Le plus beau jour de leur vie
F et Y sont des amis, même on peut dire que ce sont 2 de mes amis les plus chers. Il y a 2 ans, Y a commencé à parler mariage c'est la plus belle chose du monde. Ca faisait rigoler F genre on est très bien comme ça. C'était sans compter sur l'entêtement de Y , que, quand elle a une idée en tête, elle ne l'a pas ailleurs, bref un après-midi où elle n'avait rien à faire, s'en est allée déposer les bans en mairie. Le soir-même, on mangeait tous ensemble, et nous apprenions qu'on était invités fin juillet. C'est là que les emmerdes ont commencé.
Parce qu'au départ, c'était un truc tout simple, il fallait trouver une salle, et on allait faire une fête comme on sait faire, mais en plus nombreux et avec les parents. Et puis un jour, F m'a glissé une enveloppe: à l'intérieur, une carte avec un texte sirupeux, la dâte tout ça, et le lieu un resto bien chicos du coin; situé dans un endroit où on ne peut pas rester dormir, donc ceux qui conduisent vont trinquer avec des verres d'eau, super. Bon, jusque là, ça pouvait passer. Même si F, en réunion, faisait des fois des bonds excusez moi, il faut que je rappelle le photographe. Ne répondait pas quand on glissait qu"on a tous des appareils photo, on doit pouvoir se débrouiller. Après, on a appris que Y souhaitait un "dress code"... Quand j'ai signalé discrètement que ben moi, je n'ai pas trop de moyens, alors m'acheter une robe que pour ce jour, je sais pas si je vais pouvoir, le "fiancé" m'a répondu que pas grave, ce n'est pas toi qui te maries. et a filé s'acheter un costard Kenzo.
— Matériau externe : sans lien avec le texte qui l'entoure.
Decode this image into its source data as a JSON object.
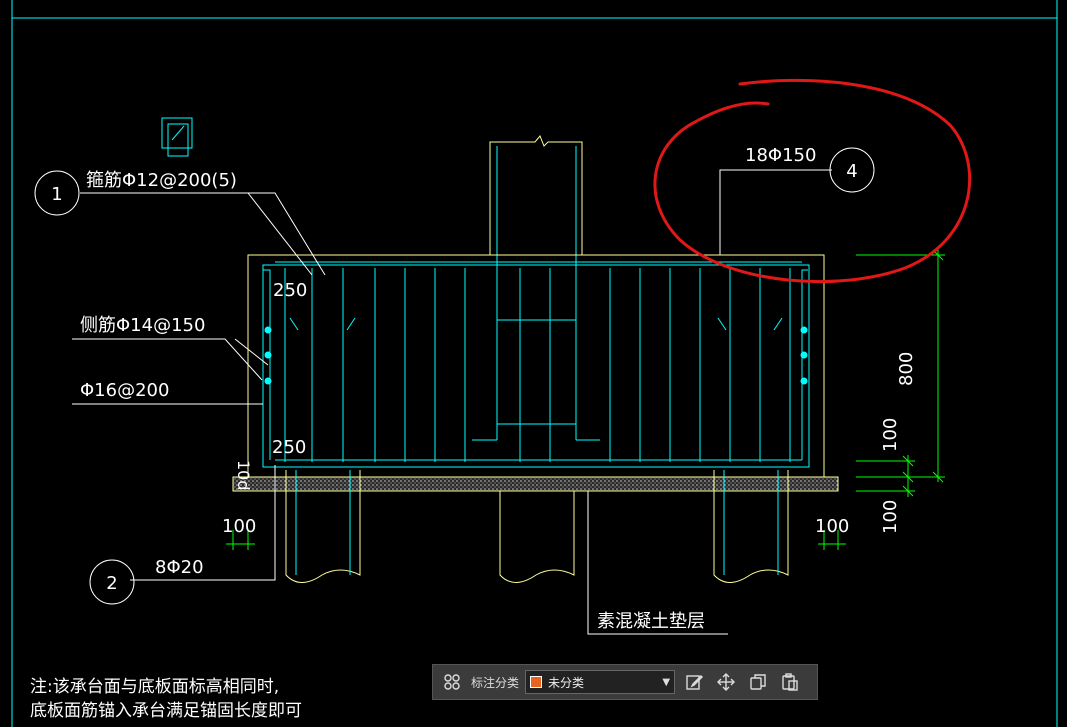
{
  "drawing": {
    "callout_1": {
      "marker": "1",
      "text": "箍筋Φ12@200(5)"
    },
    "callout_2": {
      "marker": "2",
      "text": "8Φ20"
    },
    "callout_4": {
      "marker": "4",
      "text": "18Φ150"
    },
    "side_bar": "侧筋Φ14@150",
    "bottom_bar": "Φ16@200",
    "dim_250_top": "250",
    "dim_250_bottom": "250",
    "dim_800": "800",
    "dim_100_right_upper": "100",
    "dim_100_right_lower": "100",
    "dim_100_left": "100",
    "dim_100_right": "100",
    "dim_10d": "10d",
    "cushion_label": "素混凝土垫层",
    "note_line1": "注:该承台面与底板面标高相同时,",
    "note_line2": "底板面筋锚入承台满足锚固长度即可"
  },
  "colors": {
    "line": "#ffffff",
    "rebar": "#00ffff",
    "concrete": "#ffff99",
    "dimension": "#00ff00",
    "markup": "#e01818",
    "swatch": "#e8641e"
  },
  "toolbar": {
    "label": "标注分类",
    "category_value": "未分类",
    "icons": [
      "grid-icon",
      "edit-icon",
      "move-icon",
      "copy-icon",
      "paste-icon"
    ]
  }
}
Pendant que sa douce se faisait faire une robe sur mesures, j'ose même pas imaginer le prix.
Un jour où on prenait tranquillement le café, j'ai tenté d'expliquer pourquoi j'avais toujours refusé de passer devant le maire, que chacun fait comme il veut, mais moi le mariage... Y m'a coupé la parole, ah oui, j'ai oublié de te dire, je compte sur toi pour m'aider à trouver les fleurs. Ca s'appelle un dialogue de sourds je crois, mais bon ça va pas m'empêche de dormir.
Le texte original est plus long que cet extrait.